Introduction. When calculating stone and reinforced stone elements, only the limiting stage before destruction is considered, the nonlinearity of deformation of materials and, accordingly, the redistribution of forces between masonry and longitudinal reinforcement in cross sections are not taken into account. A deformation approach to the calculation of compression resistance of reinforced stone elements is considered. It allows us to take into account the physical nonlinearity of deformation of materials of reinforced stone elements. Materials and methods. Accounting for physical nonlinearity is based on using deformation diagrams under “compression – tension”. Approximations of diagrams are given. A sample of experimental studies of the most characteristic armoured stone elements has been compiled according to the data of studies published in open sources. Results. The prerequisites for using a deformation approach to the calculation of reinforced stone elements are formulated. As a criterion for calculating the compression resistance at the ultimate strength stage, it is proposed to take the maximum force calculated from the condition of compatibility of deformations of masonry and longitudinal steel reinforcement. Algorithms for calculating the compression resistance and parameters of the stress-strain state of reinforced stone elements at any level of loading are compiled.
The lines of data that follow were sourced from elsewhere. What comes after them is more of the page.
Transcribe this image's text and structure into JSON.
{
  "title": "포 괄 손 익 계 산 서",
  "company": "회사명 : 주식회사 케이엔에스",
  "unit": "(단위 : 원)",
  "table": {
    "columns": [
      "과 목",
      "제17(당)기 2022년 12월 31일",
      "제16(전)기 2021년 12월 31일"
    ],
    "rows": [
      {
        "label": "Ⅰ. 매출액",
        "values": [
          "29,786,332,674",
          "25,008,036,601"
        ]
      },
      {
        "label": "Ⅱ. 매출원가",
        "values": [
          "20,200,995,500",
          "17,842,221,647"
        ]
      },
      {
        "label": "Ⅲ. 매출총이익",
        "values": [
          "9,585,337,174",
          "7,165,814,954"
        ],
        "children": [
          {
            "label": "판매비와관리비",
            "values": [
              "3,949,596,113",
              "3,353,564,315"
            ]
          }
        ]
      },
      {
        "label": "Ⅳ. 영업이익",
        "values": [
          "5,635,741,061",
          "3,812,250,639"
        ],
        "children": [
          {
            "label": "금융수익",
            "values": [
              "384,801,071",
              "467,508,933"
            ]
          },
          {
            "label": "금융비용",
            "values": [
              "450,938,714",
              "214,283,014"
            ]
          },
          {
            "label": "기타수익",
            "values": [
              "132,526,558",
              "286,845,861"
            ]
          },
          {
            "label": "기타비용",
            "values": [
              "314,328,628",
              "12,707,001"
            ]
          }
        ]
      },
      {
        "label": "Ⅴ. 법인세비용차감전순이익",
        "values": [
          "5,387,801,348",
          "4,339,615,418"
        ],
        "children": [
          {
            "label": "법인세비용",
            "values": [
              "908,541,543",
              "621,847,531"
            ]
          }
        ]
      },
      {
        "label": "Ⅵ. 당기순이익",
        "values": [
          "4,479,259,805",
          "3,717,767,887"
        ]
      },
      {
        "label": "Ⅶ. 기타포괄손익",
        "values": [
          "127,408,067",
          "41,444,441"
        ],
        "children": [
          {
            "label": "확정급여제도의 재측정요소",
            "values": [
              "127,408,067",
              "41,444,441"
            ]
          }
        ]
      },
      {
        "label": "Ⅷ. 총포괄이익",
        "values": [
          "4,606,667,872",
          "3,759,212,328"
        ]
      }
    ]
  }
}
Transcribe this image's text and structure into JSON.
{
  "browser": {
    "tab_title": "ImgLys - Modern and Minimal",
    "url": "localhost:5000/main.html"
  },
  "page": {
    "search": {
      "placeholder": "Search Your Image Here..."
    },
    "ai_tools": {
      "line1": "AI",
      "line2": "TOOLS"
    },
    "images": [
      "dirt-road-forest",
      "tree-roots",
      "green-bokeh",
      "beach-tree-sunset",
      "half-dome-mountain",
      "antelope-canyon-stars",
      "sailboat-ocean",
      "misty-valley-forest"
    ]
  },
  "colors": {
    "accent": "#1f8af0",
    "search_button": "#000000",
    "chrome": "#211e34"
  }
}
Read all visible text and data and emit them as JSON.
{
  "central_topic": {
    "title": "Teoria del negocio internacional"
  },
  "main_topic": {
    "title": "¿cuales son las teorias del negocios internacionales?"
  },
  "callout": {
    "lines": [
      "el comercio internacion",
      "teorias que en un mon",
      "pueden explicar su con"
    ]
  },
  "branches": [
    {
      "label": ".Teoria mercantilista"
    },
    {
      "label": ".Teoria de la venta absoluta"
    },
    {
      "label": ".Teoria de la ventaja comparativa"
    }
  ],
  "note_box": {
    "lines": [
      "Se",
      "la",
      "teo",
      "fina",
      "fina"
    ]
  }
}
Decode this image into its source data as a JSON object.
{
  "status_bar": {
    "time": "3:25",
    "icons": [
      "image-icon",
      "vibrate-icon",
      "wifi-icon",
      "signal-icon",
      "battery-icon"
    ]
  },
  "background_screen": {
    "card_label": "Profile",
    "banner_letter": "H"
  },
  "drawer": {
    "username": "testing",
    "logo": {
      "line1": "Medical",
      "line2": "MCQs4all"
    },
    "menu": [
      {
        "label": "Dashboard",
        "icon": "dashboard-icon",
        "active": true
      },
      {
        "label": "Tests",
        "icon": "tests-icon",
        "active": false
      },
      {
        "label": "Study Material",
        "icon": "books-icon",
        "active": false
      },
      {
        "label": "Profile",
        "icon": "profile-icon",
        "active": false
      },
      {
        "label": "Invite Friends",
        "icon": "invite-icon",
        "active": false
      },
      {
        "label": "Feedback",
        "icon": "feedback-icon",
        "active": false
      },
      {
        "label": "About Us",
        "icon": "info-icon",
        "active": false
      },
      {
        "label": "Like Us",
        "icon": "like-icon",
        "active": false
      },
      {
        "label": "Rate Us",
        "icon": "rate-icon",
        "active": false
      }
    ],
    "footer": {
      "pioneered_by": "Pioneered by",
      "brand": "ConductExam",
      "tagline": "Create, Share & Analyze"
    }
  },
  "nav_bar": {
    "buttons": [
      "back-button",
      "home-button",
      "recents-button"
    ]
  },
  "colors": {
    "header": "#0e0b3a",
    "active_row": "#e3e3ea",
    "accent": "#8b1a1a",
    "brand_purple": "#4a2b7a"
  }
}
Conclusions. The proposed calculation method makes it possible to obtain the parameters of the stress-strain state of elements of arbitrary cross-section shape with any reinforcement parameters and various eccentricities of longitudinal force application at all loading levels. A calculation criterion is proposed to take into account the redistribution of forces in the cross-section of armoured stone elements. Verification of the calculation method was performed on a sample of experimental data, which showed good convergence of theoretical and experimental values of load-bearing capacity and deformability.